A BEng (Bachelor of Engineering) degree is usually a three year course covering all the general and essential material you will need. The course is ideal for those of you who want an engineering degree, but don’t necessarily want to become a chartered engineer. A BEng is often more attractive to non-UK students as very often it satisfies the requirements to become a professional in their home country.
A MEng (Master of Engineering) degree is usually a four year course and, while it contains much of what is taught in the BEng course, allows students to specialise in a certain type of engineering, and provides more focussed and extended study than the BEng. Some graduates claim that it is easier to become a chartered engineer with a MEng, and that some companies look more favourably on those with a MEng. Most universities that offer both courses allow students to change from a BEng to a MEng before the end of the second year if they meet certain academic levels of achievement.
Cambridge offers a very broad Engineering degree, where you will most likely study engineering as a whole for the first two years of your four year course, before specialising in Mechanical Engineering in your third year. Cambridge are also quite flexible on their A Level requirements for Engineering. They will offer you anything from A*AA to A*AAA or A*AAB at A Level. . But you’ll definitely need an A Level in Higher Level Maths and Physics. They strongly encourage you to have Further Maths. Also desirable is an A Level in a third maths or science or technology subject.
Imperial College will offer you an A* in Maths, A in Physics and an A in another subject at A Level, preferably Further Maths, Chemistry, Design Technology, Biology or Economics. They also require you to have a B or higher in GCSE English Language. You can do the course with the option to study the final year of your degree course abroad as well.
Bristol are also quite flexible offering you A*AA including Maths and Physics A Levels, to AAA including Maths, Physics and Further Maths A Levels, for both degree courses. If you take the MEng you will do your final year of study abroad.
Your entry requirements will depend on whether you chose the do the MEng or BEng courses. For a MEng you can expect to be offered AAA from 3 A Levels, including Maths and an A Level in one of Biology, Chemistry or Physics. For a BEng course Sheffield typically offer AAB at A Level, with at least Maths and a science (Biology, Chemistry or Physics). You may, should you reach certain academic standards, switch from a BEng degree to a MEng degree before the end of your second year. Sheffield also offer MEng courses with a year’s study in the USA or Europe.
To get on their BEng degree or MEng courses, you will most likely need A*AA at A Level. The A* will have to be in Maths or Physics. Southampton offer a wide variety of specialist Mechanical Engineering courses. You can study Mechanical Engineering with subjects ranging from Aerospace and Automotive, to Bioengineering and Sustainable Energy Systems.
Mechanical Engineering is a very broad school of engineering, with many different facets, and is often associated with the aerospace and automotive industries, but essentially it is the study of analysis, design, manufacturing and maintenance of any mechanical systems. This includes cars and planes and space shuttles, to air conditioning system, medical prosthetics and everyday household objects.

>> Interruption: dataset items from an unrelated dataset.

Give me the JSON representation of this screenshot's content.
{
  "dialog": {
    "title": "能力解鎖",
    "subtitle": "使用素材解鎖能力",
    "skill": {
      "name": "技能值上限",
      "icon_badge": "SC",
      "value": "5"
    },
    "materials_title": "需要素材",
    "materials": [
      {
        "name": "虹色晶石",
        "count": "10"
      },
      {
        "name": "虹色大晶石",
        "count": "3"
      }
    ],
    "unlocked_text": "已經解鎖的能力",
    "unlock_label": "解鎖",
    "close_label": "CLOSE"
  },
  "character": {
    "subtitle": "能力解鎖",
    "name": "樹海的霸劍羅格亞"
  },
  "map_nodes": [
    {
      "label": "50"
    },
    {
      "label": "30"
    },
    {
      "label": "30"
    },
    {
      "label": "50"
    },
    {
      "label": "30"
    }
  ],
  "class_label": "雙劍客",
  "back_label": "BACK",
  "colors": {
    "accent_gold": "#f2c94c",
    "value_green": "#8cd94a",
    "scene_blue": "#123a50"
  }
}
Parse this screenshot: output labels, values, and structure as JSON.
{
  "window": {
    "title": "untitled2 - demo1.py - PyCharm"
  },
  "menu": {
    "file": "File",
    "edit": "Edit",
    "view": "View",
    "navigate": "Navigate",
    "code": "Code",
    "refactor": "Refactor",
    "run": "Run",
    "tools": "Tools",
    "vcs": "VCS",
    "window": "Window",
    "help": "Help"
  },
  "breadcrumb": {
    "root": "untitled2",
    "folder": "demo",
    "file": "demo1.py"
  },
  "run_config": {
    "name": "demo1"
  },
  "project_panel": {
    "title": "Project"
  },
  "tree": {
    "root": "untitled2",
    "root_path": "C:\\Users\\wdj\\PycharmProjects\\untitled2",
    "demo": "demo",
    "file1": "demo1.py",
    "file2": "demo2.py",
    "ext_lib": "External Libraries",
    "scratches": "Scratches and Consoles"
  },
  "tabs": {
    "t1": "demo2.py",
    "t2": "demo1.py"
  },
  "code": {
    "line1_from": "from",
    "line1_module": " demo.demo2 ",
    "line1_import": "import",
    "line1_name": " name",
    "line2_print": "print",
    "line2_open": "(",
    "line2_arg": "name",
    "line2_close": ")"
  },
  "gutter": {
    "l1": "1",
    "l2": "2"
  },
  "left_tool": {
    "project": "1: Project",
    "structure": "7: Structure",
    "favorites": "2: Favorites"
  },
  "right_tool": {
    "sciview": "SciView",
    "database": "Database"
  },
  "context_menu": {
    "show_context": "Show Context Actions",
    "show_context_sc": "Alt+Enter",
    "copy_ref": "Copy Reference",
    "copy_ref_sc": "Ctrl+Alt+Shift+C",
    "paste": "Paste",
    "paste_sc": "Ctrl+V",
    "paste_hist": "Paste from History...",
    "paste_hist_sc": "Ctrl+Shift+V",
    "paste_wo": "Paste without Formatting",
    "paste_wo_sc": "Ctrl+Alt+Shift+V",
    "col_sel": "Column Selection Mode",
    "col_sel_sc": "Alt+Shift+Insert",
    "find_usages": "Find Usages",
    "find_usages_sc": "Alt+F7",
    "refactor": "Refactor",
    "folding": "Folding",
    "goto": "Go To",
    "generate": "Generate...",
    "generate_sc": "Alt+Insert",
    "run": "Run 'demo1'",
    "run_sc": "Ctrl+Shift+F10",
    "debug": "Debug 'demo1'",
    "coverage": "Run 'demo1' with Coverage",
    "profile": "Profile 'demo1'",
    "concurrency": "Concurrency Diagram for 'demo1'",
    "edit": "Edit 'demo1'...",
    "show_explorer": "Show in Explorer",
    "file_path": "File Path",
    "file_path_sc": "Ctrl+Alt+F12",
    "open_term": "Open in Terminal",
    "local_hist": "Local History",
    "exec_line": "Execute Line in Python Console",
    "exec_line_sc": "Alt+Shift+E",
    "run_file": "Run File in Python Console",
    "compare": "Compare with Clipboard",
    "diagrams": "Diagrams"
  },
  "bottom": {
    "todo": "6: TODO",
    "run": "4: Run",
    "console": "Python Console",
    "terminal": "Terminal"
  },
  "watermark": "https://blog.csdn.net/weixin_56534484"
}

The emphasis on most mechanical engineering courses is on design and modelling. Expect a dizzy combination of mathematical and scientific theory,computer aided design and engineering, and practical application with virtually all courses requiring students to research and design at least one major project, sometimes in teams.
Generally your first two years will see you acquire the core engineering knowledge and skills needed to progress in the subject and you will specialise more in the third and fourth years and prepare for your career in your chosen field. If your degree has an option to study abroad, you will probably go and do that in your fourth year.
Many. Besides the obvious Mechanical Engineering skills that you will develop of course. Engineering is hardly ever a solo venture, and you will work predominantly in teams, so you will develop the ability to work well with other people, and communicate complex ideas to anyone. You will be able to formulate a design and see it through from concept to completion.
Excellent. According to a survey in 2010 over 60% of Mechanical Engineering graduates were in employment in the UK or overseas in roles directly relating to their degree course. Mechanical Engineering offers some of the widest career opportunities amongst the engineering disciplines. Graduates often find work in a wide range of sectors including aerospace, automotive, manufacturing, construction and energy. For those who don’t go down that route, there are many more working in other industries including law, management, business, finance and IT.